The data used for this investigation comes from UCLA’s Institute for Digital Research and Education. It was collected by statisticians Alan Agresti and Barbara Finlay in 1997. To access this data, we can use the read.dta function from the foreign package.
crimeData<-read.dta("https://stats.idre.ucla.edu/stat/data/crime.dta")
head(crimeData)
## sid state crime murder pctmetro pctwhite pcths poverty single
## 1 1 ak 761 9.0 41.8 75.2 86.6 9.1 14.3
## 2 2 al 780 11.6 67.4 73.5 66.9 17.4 11.5
## 3 3 ar 593 10.2 44.7 82.9 66.3 20.0 10.7
## 4 4 az 715 8.6 84.7 88.6 78.7 15.4 12.1
## 5 5 ca 1078 13.1 96.7 79.3 76.2 18.2 12.5
## 6 6 co 567 5.8 81.8 92.5 84.4 9.9 12.1
This data shows the rate of crimes for all states as well as for Washington DC. It also shows characteristics of the states such as murder rates, percent of people with high school education, percent of people below the poverty line, etc. For the investigation, we will use crime as a response variable. The crime variable measures how many violent crimes occur per 100,000 people in the given area. If we look at the first observational unit in our table, Alaska, we see that it has a crime value of 761 which means 761 violent crimes were committed per 100,000 people in Alaska.
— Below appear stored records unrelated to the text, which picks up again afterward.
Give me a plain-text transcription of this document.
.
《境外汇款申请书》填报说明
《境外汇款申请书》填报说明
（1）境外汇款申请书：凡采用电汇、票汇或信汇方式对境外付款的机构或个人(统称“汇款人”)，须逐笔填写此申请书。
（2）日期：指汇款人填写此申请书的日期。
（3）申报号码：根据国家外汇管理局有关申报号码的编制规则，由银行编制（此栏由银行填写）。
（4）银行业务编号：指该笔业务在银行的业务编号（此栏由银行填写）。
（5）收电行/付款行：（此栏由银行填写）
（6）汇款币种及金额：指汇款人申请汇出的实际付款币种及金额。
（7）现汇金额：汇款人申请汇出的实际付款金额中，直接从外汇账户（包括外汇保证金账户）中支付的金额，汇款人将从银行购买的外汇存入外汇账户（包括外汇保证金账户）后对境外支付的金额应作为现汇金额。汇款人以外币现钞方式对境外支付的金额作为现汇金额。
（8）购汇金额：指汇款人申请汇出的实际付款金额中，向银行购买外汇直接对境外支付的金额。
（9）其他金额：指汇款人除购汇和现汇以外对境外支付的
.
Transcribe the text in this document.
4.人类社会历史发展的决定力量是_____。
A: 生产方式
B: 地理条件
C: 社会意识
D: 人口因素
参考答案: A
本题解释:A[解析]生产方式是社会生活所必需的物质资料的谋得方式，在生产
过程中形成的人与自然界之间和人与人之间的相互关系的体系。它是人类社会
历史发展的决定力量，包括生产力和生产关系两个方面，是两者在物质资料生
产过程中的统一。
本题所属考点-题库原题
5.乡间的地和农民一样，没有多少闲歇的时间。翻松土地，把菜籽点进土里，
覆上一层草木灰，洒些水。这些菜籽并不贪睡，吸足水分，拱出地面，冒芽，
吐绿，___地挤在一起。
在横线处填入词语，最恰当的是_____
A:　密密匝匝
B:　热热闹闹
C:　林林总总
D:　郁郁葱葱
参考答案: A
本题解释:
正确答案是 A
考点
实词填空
For the explanatory variable, we will be looking at the pctmetro variable which shows the percent of people that live in a metropolitan area.
Research Question: How does the percent of the population living in metropolitan areas impact violent crime rates and how can we create a model for the data without excluding any observational units?
While the first part of the question could be answered in a variety of different ways such as simple linear regression, we can address the second part of the question as well as the first part by using robust regression, a statistical modeling technique that is less impacted by outliers.
When to use Robust Regression: Robust regression analysis (specifically iteratively reweighted least squares robust regression) will make the most sense if we address when to use it before we address how to use it. Robust regression is useful when we are working with data for which the equal variance condition is not satisfied or there are outliers that impact the data. When we think about how models are made with linear regression, we fit the line based on the sum of least squares of the residuals. To minimize this sum, an outlier can pull the line of best fit towards it and thus the outlier has a lot more impact than any other point. Robust regression is used to lessen the weight of outliers in order to fit a better line while still including all data points.
Let’s now take a look at a plot of our data that shows the violent crime rates based on the percent of people living in a metropolitan area.
Looking at this data, it becomes clear that our data has an obvious outlier. Washington DC has a violent crime rate of almost 3000 compared to the next highest crime rate of 1206 per 100,000 people. Thus, it would be appropriate to use robust regression to model violent crime rates.
How is Robust Regression different? When using linear regression, we calculate a line of best fit by minimizing the sum of squared residuals. For robust regression, we use a very similar method but the squared residuals are multiplied by a weighted term that gives larger residuals less value.
For linear regression, the equation to minimize for the line of best fit is \[\sum^{n}_{i=1}(y_i-\hat{y}_i)^2\] where \(y_i\) is the observed value for some \(x=i\) and \(\hat{y}\) is the predicted value.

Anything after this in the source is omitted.